Smart Sensing for Humans (SmaSH) Lab - Carnegie Mellon University
Sept 2024 - Present
Objective: To develop adaptive voice systems that support natural, confident use, even for those unfamiliar with technology
TOOLS
OpenAI API
Whisper
Figma
SHI Bot: Adaptive Decision-Making for Multimodal Voice Interfaces is designed to support natural, confident interaction. Particularly for users unfamiliar with or hesitant toward digital tools. By integrating NLP and semantic analysis, a classification engine evaluates the contextual relevance of input, triggering responses only when appropriate.
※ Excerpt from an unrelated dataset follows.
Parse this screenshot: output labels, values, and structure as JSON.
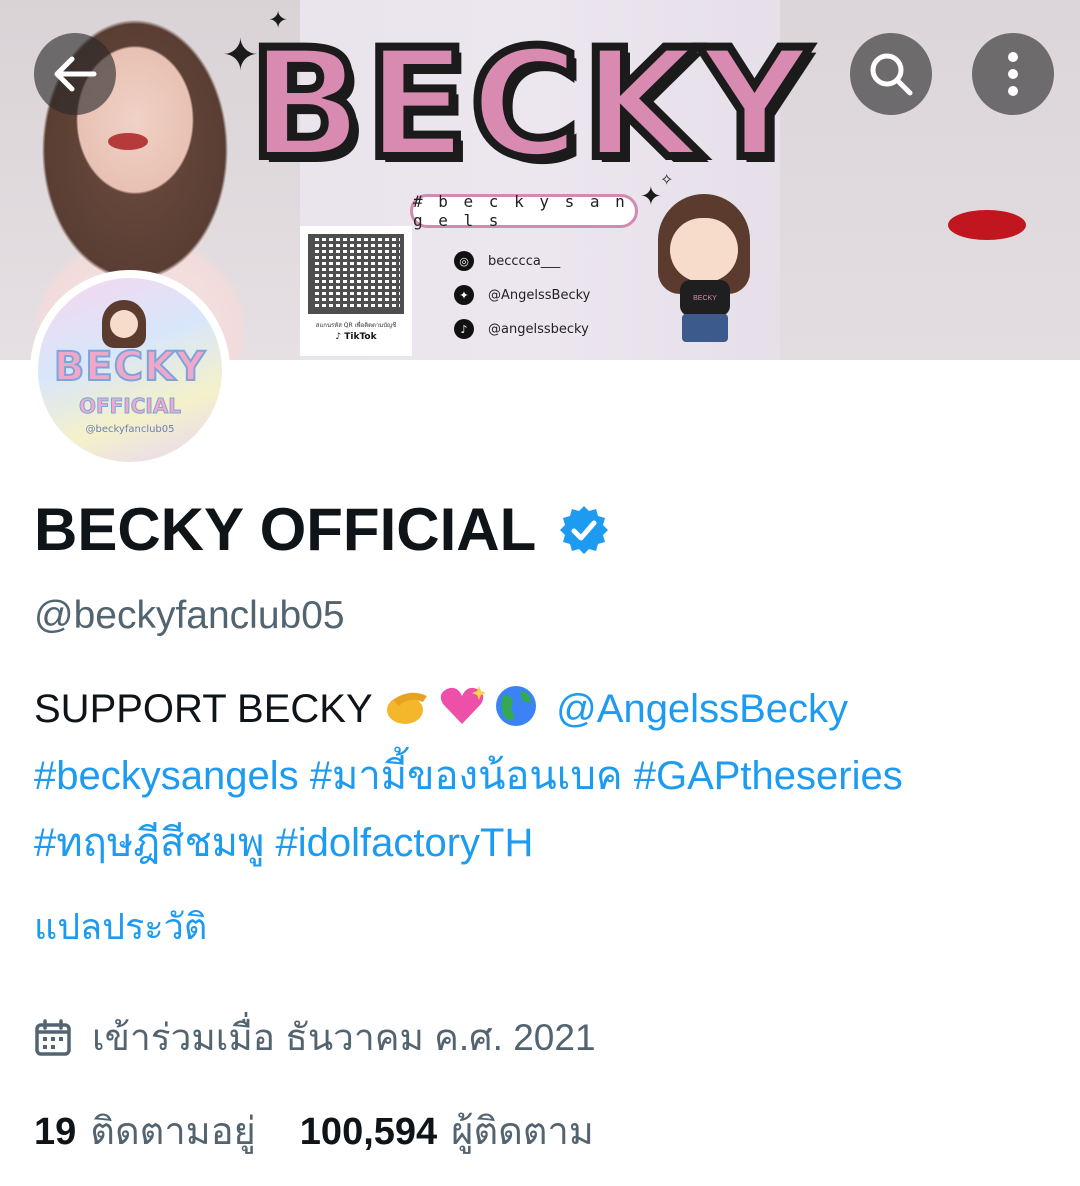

This reduces false activations and builds user trust. Designed for hands-free, context-aware use, the interface is intuitive, non-intrusive, and empowers users to feel in control, not overwhelmed.
Overview:
Speech-to-text → NLP + Semantic Analysis
Voice Interfaces as a Bridge
Accessible: Speak instead of tap or type
Approachable: No need for manuals or instructions
Natural: Feels like talking to a person, not a machine
Non-intrusive: Hands-free, eyes-free, blends into daily life
System Design
Use Cases
Accidental Command Trigger in Passive Conversation
A nearby user casually says “go home” during an unrelated conversation.
▶︎ The voice interface incorrectly interprets the phrase as a navigation command and initiates route guidance.
False Activation from Distant, Irrelevant Speech
Smart speaker overhears “no!” from another room
▶︎ The smart speaker misinterprets the emotional outburst as a cancellation command and prematurely stops an active task (e.g., timer or music).
Next Steps
Integration with Other Modalities
Coordinate voice interaction with gesture recognition or gaze tracking to add layers of intent detection (e.g., only respond when user is looking at the device and speaking).
Incorporating Emotional and Tonal Cues
Enhance context awareness by recognizing user emotions and vocal tone to adjust system responsiveness and empathy.
Personalized Interaction Models
Adapt system behavior based on individual user preferences, speech patterns, and interaction history.